We as moms, as women I think are so quick to jump when given a compliment. Let me explain what I mean. Take the example of a conversation between me and my son yesterday. I was having a rough day and felt kinda old and frumpy and was just plain down.
After hours of feeling like that, I decided I needed to pull myself together and do my best to shake off the negative feelings that surrounded me. We had a concert to go to and I didn’t want to go feeling all blah. You know how it is.
So, I put makeup on, changed out of my jeans and t-shirt and actually put jewelry on. I rarely do that anymore. And I did my hair. That usually does the trick for me and pops me out of my frumpy, dumpy mood. So here I am all dolled-up and feeling better about myself.
Compliments and our responses to them
I asked my son how I looked and his response? Well . . . (this is where the explanation comes in) in his words, “you look like you always do”.
When we get responses like that we tend to do one of two things:
- We correct our kids and use this as a teaching opportunity.
Being the mom that I am (having a child with social skills difficulties), my initial response was to teach him how to respond politely to a lady and have him respond politely with a “you look pretty” or “you look very nice”.
2. We feel bad and had hoped we looked better than that.
We take the statement as an insult when it really wasn’t meant that way. But because we don’t know how to take a compliment it immediately becomes a negative thing.
Stop after that compliment and think
But this time I did something else, I stopped and thought about it and said to myself, wait a minute! He wasn’t being insulting or hurtful. That wasn’t the intention behind his words at all.
I felt pretty all dolled-up but apparently, my kiddo thinks I look pretty all the time, hair done and makeup on or not. So what did I do? I stopped the negative thinking, I stopped feeling like I needed to correct him for something he didn’t do and I thanked him instead.

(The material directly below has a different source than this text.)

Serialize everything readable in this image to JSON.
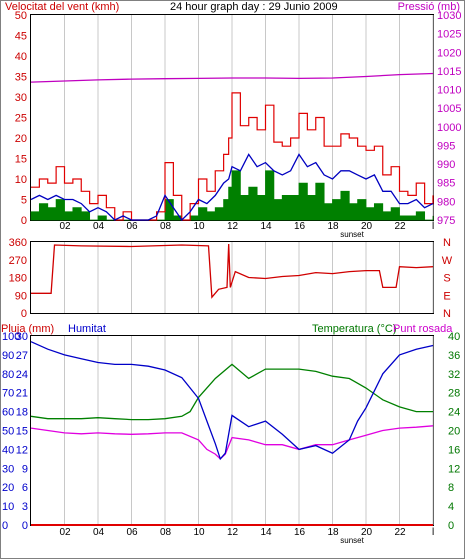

Yes, that confused him a bit but after a little explaining, I think he understood why I thanked him as he was a bit confused thinking I was upset with him.
Don’t get me wrong, I did tell him it’s much more polite to offer a compliment but I felt better about me and him. You knew I couldn’t just not take the opportunity to teach him something when an opportunity like this arises, it’s just not in me not to.